Wahyu dihadirkan sebagai saksi untuk beberapa terdakwa terkait kasus tersebut. Jaksa penuntut umum menanyakan Wahyu mengenai keberadaan unsur aset atau tanah dalam perhitungan throughput dalam kontrak sewa tangki BBM OTM oleh Pertamina. Beliau menjelaskan bahwa meskipun tidak ditemukan klaim tersebut dalam kontrak, namun hasil kajian internal menunjukkan bahwa aset tersebut seharusnya menjadi milik Pertamina setelah kontrak berakhir.

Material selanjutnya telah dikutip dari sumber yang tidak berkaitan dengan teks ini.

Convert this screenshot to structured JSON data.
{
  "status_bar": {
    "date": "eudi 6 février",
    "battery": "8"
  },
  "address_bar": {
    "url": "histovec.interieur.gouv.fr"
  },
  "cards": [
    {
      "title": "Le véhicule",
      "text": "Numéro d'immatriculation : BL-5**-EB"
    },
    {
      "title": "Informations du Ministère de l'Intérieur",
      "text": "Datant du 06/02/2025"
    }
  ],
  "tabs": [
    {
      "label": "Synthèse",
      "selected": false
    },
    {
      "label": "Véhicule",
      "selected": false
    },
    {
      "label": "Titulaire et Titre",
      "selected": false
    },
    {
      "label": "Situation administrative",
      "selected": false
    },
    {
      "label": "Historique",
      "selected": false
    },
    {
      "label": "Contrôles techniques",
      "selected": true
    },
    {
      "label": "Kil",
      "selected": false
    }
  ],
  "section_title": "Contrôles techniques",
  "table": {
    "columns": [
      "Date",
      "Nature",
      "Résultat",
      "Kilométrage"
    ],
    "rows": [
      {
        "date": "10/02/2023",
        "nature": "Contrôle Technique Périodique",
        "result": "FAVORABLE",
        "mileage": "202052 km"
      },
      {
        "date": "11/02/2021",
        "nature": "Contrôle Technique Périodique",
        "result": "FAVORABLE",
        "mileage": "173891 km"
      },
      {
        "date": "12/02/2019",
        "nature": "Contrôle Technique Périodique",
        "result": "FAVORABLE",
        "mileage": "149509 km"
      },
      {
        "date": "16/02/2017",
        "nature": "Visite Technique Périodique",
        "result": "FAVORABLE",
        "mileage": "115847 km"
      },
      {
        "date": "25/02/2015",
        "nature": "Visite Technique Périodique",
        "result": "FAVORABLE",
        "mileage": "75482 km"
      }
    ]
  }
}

Kuasa hukum salah satu terdakwa, Patra M Zen, menyatakan bahwa sebanyak 38 saksi yang dihadirkan jaksa tidak dapat menguatkan dakwaan terhadap kliennya. Bahkan dalam persidangan, Wahyu juga menyatakan bahwa tidak ada satu pun tangki yang disewa menjadi milik Pertamina setelah kontrak berakhir. Hal ini menjadi salah satu poin penting dalam proses persidangan yang sedang berlangsung.